Voters turn off TVs and phones amid barrage of campaign ads
With Election Day just two weeks away, voters in battleground states are being bombarded by a relentless barrage of campaign ads and phone calls.
In Ohio, some people are so fed up they’ve stopped watching TV and answering the phone, Mark Strassmann reports. The siege has been going on for months here, and people polarized about the candidates agree on one thing: they’re sick of the whole thing.
On average throughout Ohio, ads for Donald Trump or Hillary Clinton run on local television every three minutes — more than 54,000 of them since June.
“Overwhelming with ads, overwhelming with calls, overwhelming with nonstop political stuff,” said Linda Merriam, a registered Independent.
Betti Drake is a registered Democrat who leans conservative.
“If you get up at 7 a.m., by what time have you heard your first ad?” Strassmann asked.
“Probably like 7:03,” Drake said.
“And then you hear them all day long?” Strassmann asked.
“Yeah, I mean it’s annoying,” Merriam said.
They’ve tried turning off the TV. But these campaigns will hunt you down.
“You get calls all day long from numbers you don’t recognize,” Strassmann said.
“Right, yeah,” Drake said. “Robocalls.”
“This has been going on for a year,” Strasmann said.
And then, as if on cue, Drake’s phone went off during the interview.
“So what you think that phone call was?” Strassmann asked.
“I think it’s a robocall,” Drake said.
Lots of campaign mail shows up. Sometimes, strangers stop by.
“From the Clinton campaign,” Drake said.
“And what did you do?” Strassmann asked.
“Actually my husband chased her away,” Drake said.
“Does this kind of blitz work?” Strassmann asked.
“No,” Buchler said.
Professor Justin Buchler teaches political science at Case-Western Reserve University.
“When you have as many ads as voters in Ohio see, the marginal benefit of each additional add is basically nothing,” Buchler explained.
Over the last four months, the two campaigns have spent more than $32 million on ads in Ohio, but that hasn’t changed Merriam’s and Drake’s minds one bit.
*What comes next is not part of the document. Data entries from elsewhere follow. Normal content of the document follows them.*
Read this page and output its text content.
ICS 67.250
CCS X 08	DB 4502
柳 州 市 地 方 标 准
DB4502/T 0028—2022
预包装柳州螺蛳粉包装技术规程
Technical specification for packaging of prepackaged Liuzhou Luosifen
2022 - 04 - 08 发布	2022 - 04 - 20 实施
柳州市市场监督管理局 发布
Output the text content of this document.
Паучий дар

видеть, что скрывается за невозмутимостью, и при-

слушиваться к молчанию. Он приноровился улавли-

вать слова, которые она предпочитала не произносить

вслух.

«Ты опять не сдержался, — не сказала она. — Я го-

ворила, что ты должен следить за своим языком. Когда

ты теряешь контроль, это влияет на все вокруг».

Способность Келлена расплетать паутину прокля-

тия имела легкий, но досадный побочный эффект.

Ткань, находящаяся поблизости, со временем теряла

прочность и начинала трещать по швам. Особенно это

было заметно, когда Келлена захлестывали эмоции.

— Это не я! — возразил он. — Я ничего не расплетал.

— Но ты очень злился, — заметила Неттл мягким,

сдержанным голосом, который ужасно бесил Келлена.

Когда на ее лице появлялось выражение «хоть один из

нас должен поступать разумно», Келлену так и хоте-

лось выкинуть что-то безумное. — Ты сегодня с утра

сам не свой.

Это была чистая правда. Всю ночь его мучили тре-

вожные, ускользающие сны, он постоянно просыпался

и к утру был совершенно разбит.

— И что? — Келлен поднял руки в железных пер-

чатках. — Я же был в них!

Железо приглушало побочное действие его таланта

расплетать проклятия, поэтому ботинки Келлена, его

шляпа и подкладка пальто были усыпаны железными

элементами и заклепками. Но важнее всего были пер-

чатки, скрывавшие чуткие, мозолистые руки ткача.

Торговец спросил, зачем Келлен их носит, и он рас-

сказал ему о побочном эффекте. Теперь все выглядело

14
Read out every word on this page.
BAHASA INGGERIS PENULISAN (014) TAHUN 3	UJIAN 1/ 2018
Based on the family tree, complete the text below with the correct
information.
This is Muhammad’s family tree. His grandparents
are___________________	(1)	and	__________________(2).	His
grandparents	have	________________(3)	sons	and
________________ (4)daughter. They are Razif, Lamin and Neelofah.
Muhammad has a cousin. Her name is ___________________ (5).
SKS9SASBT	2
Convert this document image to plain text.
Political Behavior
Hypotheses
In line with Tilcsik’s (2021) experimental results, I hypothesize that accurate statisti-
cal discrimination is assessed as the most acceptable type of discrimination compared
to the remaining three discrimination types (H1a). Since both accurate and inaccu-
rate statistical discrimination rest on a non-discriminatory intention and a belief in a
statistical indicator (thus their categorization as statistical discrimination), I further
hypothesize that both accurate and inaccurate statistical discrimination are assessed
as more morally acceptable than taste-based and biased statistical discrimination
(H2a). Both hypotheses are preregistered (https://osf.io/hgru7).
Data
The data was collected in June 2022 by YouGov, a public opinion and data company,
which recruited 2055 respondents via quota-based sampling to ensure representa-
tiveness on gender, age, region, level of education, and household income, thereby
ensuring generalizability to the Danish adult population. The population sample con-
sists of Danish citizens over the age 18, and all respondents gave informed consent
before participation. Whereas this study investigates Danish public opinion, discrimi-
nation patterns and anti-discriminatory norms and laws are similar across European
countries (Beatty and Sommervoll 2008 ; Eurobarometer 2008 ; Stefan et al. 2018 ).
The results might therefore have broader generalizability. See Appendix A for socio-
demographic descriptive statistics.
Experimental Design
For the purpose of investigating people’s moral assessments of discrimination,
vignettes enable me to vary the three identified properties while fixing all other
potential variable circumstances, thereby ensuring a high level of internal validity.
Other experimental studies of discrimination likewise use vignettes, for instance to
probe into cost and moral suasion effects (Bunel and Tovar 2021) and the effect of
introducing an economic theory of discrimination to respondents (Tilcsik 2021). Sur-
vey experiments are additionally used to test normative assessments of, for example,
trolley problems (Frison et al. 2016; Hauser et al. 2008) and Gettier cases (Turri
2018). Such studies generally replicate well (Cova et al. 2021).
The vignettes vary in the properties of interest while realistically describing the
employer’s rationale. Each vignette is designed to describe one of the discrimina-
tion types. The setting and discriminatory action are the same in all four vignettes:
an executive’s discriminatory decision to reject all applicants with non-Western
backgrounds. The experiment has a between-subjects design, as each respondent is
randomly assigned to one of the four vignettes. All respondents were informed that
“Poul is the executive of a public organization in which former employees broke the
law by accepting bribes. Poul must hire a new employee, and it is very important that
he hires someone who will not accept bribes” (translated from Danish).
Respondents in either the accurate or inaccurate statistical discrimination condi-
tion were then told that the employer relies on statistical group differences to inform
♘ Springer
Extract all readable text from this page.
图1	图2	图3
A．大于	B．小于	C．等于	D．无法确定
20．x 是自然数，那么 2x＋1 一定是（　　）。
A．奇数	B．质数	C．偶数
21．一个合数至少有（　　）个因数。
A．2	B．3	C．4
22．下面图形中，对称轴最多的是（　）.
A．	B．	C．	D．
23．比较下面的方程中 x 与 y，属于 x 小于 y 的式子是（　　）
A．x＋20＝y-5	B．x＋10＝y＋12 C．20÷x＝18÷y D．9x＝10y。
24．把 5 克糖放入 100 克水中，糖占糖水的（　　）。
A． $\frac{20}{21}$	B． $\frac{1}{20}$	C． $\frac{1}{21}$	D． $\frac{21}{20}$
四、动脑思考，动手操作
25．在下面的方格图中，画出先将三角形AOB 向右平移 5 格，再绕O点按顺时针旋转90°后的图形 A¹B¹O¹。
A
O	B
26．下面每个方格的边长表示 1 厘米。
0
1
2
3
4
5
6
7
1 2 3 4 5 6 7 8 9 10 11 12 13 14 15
“It’s a lot of noise for nothing,” Drake said.
It is important to note that Clinton ads outnumber Trump ads more than three to one in the state.
Betti Drake, the registered Democrat, will vote for Trump. Linda Merriam, the Independent, is still thinking it over.
Right now, they’re much more focused on something else: the World Series, as the Indians and Cubs face off in game one Tuesday night in Cleveland.